For one whose poetry was such a 'combinatorial, plastic process', who did not, like Thomas Parnell and Alexander Pope, believe that 'art had rules'; who 'did not want to sound like other poets' and was a 'neologamist' who,
accounts for the first recorded use in the Oxford  English Dictionary of around 340 words in the English language,
it would have been a great opportunity to meet Johannes Kepler when appointed chaplain on an ill-fated diplomatic mission to Bohemia in 1617. Kepler was re-designing our understanding of the heavens at least as drastically as Donne was mangling many people's idea of poetry. Luckily, Kepler is unaware that Donne was the author of Ignatius His Conclave which had scurrilously implicated his own mother as involved in witchcraft but if the trip wasn't a political success, Donne's career didn't suffer for it and it was a significant step on his way to the post of Dean of St. Paul's which was lucrative enough after so many financial worries and he was good at even if he thought he preferred to go to Venice as ambassador.
Having had quite a life, though, Donne took to death with some relish as if it were the same sort of metaphysical abstraction that he made his poems from. He had only been Dean for two years when serious illness first gives him a close-up view of it in 1623 and from then on, he's increasingly devoted to it until delivering his sermon about not asking 'for whom the bell tolls, it tolls for thee' and organizing his own passing, in sermons and the design of his shroud and statue, in a more thorough way than even David Bowie did more recently.

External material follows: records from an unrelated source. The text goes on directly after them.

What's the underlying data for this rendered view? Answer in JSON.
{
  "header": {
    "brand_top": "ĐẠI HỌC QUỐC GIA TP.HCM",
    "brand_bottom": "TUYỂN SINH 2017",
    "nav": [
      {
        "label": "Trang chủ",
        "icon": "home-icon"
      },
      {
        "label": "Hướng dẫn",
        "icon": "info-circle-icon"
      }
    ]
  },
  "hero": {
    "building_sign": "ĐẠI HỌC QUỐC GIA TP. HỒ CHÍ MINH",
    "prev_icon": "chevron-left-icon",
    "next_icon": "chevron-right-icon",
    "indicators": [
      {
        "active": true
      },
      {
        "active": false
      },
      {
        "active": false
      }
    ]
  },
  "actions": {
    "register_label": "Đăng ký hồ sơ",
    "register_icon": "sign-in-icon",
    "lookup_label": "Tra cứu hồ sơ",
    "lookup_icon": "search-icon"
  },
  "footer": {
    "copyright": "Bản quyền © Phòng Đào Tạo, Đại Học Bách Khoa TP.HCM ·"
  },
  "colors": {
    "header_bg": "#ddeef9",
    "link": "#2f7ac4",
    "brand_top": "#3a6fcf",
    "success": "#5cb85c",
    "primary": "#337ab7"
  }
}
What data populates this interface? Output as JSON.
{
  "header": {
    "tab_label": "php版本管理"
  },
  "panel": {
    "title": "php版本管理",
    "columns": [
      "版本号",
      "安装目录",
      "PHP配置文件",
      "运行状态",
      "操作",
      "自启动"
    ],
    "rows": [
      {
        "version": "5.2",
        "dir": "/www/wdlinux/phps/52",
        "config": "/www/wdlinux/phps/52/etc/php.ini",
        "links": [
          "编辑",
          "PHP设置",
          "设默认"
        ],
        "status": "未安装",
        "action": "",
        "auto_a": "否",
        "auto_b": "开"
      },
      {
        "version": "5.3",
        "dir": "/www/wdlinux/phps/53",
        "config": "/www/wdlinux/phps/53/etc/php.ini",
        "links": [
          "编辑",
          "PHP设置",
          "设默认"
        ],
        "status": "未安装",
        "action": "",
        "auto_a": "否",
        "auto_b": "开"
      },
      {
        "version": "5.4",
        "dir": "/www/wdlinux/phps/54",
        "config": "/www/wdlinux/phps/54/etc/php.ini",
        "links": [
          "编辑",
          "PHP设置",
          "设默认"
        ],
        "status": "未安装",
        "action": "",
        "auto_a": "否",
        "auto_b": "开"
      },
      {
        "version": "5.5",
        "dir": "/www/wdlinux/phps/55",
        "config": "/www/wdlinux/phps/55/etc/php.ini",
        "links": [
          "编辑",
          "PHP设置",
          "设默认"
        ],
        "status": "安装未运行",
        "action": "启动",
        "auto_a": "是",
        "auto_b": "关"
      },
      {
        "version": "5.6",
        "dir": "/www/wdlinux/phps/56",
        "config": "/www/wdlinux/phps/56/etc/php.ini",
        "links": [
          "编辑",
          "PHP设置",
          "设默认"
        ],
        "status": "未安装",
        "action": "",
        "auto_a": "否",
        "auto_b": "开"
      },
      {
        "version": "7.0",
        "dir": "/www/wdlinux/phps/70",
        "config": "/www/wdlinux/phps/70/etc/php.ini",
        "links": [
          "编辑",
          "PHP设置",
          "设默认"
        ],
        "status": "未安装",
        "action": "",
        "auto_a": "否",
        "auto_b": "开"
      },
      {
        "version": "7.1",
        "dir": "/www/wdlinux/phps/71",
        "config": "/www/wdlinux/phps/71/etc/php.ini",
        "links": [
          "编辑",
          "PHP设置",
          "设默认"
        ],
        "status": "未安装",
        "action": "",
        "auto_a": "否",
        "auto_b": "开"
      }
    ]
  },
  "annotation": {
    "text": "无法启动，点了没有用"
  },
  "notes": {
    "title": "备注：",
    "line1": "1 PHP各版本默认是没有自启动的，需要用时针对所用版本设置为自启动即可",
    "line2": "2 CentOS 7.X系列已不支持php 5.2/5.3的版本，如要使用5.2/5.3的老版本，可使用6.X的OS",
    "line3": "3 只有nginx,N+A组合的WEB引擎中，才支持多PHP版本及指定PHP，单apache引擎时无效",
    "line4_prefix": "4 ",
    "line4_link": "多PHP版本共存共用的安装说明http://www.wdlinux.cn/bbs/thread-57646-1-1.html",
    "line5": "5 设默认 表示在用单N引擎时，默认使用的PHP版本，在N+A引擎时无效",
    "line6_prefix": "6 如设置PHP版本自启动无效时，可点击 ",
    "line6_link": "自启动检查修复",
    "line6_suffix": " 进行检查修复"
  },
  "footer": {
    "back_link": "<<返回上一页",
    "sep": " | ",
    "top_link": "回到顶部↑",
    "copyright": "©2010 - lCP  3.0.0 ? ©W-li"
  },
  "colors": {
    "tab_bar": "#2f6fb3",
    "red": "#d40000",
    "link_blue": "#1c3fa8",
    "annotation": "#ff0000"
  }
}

One could hardly fail, you might think, with a life like that to recount but there's a lot of it to organize and making an incoherent mess of it would be equally easy for an undisciplined biographer. Katherine Rundell uses the material in a virtuoso performance, never over-laden with detail and hugely readable in 24 themed chapters that follow seamlessly, 300 economical pages that include illustrations so that it is no hardship to be richly entertained and informed at the same time, making light of its deep import. It's no surprise at all that it's a prize-winner and already featuring on lists of Books of the Year. It very much belongs with Carey, Leishman, Stubbs, Johnson and Eliot.